In the Zariski topology, does this hold? Or does the Nullstellensatz guarantee that $\tau^c$ is closed under arbitrary union (following the observation that the ideal space is closed under arbitrary intersections)?
The context is a problem which parallels this one:
Let $G[1,n]\times \mathbb{P}^n$ be the product of the Grassmannian $G[1,n]$ and projective $n$-space $\mathbb{P}^n$. To every $g\in G[1,n]$ through the origin, associate the unique $\varphi_g\in \mathbb{P}^n$ satisfying $\varphi_g \in g$. Then, for every such $g$ there is a unique element $\alpha_g\;:=\;\big(g,\varphi_g\big)\in G[1,n]\times \mathbb{P}^n$.
Fix $g\in G[1,n]$, then the projection map
$$\big\{g\big\}\times \mathbb{P}^n\overset{p_2}{\longrightarrow} \mathbb{P}^n$$ is a homeomorphism onto its image. For every $g$, $\{\varphi_g\}$ is a closed subset of $\mathbb{P}^n$, so that $p_2^{-1}[\varphi_g]\;=\;\alpha_g$ is closed in the product topology.

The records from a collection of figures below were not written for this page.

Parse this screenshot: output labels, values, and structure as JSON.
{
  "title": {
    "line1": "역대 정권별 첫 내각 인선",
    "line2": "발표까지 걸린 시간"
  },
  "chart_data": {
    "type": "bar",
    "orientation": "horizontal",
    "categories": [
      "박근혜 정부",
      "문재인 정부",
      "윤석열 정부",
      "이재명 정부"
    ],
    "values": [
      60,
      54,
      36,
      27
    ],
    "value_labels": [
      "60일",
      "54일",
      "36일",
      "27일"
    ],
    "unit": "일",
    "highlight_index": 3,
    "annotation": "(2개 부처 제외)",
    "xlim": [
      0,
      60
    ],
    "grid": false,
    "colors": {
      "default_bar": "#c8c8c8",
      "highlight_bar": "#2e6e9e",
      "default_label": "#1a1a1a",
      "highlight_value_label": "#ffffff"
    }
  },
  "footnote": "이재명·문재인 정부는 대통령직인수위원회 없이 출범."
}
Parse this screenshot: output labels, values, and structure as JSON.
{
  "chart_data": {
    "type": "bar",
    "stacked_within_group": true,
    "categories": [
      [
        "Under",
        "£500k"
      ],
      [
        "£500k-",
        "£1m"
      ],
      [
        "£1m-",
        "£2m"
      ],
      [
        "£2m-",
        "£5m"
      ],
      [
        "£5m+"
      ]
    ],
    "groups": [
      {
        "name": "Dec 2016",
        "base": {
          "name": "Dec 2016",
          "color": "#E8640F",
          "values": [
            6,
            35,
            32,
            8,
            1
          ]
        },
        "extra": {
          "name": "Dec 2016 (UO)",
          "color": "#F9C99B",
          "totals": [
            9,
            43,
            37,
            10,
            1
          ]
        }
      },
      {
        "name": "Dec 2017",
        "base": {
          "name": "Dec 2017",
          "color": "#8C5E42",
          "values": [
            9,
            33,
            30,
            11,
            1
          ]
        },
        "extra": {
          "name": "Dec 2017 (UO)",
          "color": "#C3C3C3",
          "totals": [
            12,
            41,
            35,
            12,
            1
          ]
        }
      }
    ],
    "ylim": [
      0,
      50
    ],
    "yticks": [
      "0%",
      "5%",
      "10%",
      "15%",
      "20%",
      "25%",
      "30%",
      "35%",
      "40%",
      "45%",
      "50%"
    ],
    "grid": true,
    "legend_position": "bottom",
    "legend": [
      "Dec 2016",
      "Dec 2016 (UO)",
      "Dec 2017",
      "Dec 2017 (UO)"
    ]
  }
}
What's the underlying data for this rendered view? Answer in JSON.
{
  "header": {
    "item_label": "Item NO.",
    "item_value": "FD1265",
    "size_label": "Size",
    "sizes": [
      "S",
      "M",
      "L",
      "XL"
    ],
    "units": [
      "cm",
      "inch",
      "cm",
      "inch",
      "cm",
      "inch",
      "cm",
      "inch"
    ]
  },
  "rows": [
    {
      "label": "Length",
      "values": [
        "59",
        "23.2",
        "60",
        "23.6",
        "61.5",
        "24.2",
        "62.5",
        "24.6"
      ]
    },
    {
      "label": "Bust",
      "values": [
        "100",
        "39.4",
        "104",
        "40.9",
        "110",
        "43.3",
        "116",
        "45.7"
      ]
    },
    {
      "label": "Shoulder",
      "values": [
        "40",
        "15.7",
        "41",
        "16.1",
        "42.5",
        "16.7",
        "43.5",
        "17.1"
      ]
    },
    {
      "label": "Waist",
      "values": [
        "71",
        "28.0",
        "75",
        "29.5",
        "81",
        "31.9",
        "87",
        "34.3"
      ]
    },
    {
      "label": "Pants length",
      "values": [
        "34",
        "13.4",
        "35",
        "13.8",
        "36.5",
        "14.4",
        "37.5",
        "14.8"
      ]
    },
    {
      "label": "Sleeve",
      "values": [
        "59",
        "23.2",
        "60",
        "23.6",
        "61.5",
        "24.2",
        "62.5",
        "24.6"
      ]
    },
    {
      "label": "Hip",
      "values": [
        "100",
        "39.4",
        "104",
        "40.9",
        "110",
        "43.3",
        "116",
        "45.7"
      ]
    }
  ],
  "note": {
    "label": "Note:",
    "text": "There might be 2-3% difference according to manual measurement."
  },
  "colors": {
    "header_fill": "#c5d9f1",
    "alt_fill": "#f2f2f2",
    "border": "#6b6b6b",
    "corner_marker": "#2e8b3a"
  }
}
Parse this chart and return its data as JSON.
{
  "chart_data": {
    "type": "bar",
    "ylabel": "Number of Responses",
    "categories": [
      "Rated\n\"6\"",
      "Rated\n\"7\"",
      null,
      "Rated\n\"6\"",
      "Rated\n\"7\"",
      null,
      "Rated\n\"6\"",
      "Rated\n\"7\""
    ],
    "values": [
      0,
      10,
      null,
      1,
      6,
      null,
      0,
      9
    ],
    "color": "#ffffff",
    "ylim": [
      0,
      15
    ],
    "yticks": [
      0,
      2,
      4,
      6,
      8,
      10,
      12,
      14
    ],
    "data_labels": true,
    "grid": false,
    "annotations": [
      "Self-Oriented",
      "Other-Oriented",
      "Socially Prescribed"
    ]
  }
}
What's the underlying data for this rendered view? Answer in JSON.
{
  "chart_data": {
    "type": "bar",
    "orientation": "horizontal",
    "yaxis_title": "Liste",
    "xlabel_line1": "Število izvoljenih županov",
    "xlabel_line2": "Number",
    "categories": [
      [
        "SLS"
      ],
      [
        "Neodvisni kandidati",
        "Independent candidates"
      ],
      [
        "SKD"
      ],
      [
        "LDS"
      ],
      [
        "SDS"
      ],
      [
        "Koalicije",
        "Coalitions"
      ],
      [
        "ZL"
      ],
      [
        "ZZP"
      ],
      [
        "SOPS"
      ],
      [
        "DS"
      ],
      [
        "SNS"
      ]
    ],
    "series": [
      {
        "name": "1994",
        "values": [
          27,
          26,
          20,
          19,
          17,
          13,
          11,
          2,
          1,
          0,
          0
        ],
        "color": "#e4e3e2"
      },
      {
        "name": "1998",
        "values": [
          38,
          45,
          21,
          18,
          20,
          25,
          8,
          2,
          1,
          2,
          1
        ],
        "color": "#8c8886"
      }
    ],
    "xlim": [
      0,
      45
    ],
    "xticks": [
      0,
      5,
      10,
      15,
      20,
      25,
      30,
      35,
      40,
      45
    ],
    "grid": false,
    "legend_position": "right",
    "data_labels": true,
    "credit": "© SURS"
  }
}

Let $L\subset G[1,n]$, then, there is a closed $V\subset G[1,n]\times \mathbb{P}^n$ containing (the preimage of) $L$ which is given by
$$V\;=\;\bigcup_{\ell\in L}\alpha_\ell$$
If the Zariski topology is closed under arbitrary unions, then the argument runs without problem. Otherwise, this is only true when $L$ is countable.
So, is this true?